For many dealers, the annual ritual of putting together a forecast, or budget, as some of you call it, is a once-a-year project forgotten once the bank and the factory have received their copies.
The top producing and, coincidentally, the most profitable dealers do things differently. They get input from their department managers -- a one-page question and answer form.
They produce a draft forecast and then sit down with each manager, or all of them at once, to get a commitment on the changes in process to achieve profitability.
The edited and final annual forecast is then divided up by month and the actual financial statement results are applied each month to show effort required or congratulations for achieving your expectations.
Depending on your individual fiscal year end, you may think that once the fiscal forecast is complete, it’s too late or inappropriate to conduct a forecast review at another time.
Many successful dealers have a non-calendar year for fiscal purposes and conduct a calendar year review for forecast purposes.
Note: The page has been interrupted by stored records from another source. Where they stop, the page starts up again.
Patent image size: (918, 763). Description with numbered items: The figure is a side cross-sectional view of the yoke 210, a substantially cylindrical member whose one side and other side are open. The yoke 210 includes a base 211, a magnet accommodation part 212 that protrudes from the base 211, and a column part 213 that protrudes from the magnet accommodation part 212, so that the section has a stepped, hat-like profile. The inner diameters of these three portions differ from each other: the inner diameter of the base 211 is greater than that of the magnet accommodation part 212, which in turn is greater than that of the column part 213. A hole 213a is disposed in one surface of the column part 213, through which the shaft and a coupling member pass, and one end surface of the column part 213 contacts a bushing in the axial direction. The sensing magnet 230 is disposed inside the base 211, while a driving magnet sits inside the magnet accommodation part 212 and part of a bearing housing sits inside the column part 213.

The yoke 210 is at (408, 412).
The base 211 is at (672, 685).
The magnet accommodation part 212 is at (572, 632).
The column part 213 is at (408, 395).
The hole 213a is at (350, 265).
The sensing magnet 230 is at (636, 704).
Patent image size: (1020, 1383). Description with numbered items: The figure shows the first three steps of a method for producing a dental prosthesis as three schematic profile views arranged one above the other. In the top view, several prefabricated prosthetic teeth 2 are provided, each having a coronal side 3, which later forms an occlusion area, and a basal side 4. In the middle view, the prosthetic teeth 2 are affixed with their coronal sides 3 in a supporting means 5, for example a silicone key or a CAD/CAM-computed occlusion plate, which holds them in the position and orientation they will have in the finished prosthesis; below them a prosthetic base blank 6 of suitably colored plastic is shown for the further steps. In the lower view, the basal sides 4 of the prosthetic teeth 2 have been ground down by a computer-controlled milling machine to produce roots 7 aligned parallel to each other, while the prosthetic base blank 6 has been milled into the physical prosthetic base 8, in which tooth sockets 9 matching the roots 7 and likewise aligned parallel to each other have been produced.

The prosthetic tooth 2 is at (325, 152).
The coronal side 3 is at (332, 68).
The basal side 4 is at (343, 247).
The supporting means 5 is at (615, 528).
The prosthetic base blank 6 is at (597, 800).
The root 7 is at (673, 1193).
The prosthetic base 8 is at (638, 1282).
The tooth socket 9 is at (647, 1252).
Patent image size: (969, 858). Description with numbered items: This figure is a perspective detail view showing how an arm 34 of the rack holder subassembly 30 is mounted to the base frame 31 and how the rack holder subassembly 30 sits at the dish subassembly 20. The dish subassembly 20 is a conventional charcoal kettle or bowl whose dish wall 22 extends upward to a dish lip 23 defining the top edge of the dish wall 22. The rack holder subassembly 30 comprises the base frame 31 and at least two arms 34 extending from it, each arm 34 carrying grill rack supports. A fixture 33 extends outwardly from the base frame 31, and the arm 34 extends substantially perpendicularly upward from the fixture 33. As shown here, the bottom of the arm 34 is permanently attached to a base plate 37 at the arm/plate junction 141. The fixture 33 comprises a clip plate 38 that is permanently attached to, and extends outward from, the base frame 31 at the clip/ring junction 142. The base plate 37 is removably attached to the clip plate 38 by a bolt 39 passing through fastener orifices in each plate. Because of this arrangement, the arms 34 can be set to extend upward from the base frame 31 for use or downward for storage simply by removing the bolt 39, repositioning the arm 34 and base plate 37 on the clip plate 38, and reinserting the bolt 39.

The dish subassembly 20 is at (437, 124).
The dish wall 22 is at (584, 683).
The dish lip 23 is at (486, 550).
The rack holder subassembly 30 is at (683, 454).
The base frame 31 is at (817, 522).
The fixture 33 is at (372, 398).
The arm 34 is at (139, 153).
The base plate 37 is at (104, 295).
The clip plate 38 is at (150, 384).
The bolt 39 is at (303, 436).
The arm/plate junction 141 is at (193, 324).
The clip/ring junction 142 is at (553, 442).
That is their fiscal year end may be September, but forecast measurement is completed for January to December.
All publicly traded corporations produce annual and quarterly forecasts to let shareholders know how they are doing and where they are going. Why would you be any different?
A quarterly or bi-annual meeting to communicate results and expectations with departments or managers would be motivation in itself for staff to get rejuvenated for the next quarter or half year. We seem to be afraid to change an annual forecast (even if we know where it is), to reflect market condition changes.
Changes should take the form of reductions as well as increases in case you got sandbagged by a manager. The overall effect on your net profit will be minimal unless there are catastrophic events. The process of allowing changes to the forecast generates new interest from all managers. If the update involves all department staff, the new interest is generated globally.
If you are one of those dealers who has not bothered with a forecast before, it’s never too late to get started. To prepare a forecast in February, March or even July will result in improvement to your bottom line whenever it is started. Who said we couldn’t prepare a forecast for nine, five or even two months?
On the basis that we “shouldn’t expect what we don’t inspect,” there is never a bad time to prepare and communicate a forecast to our department managers.
So now, we’re starting a new year, do you know where your forecast is?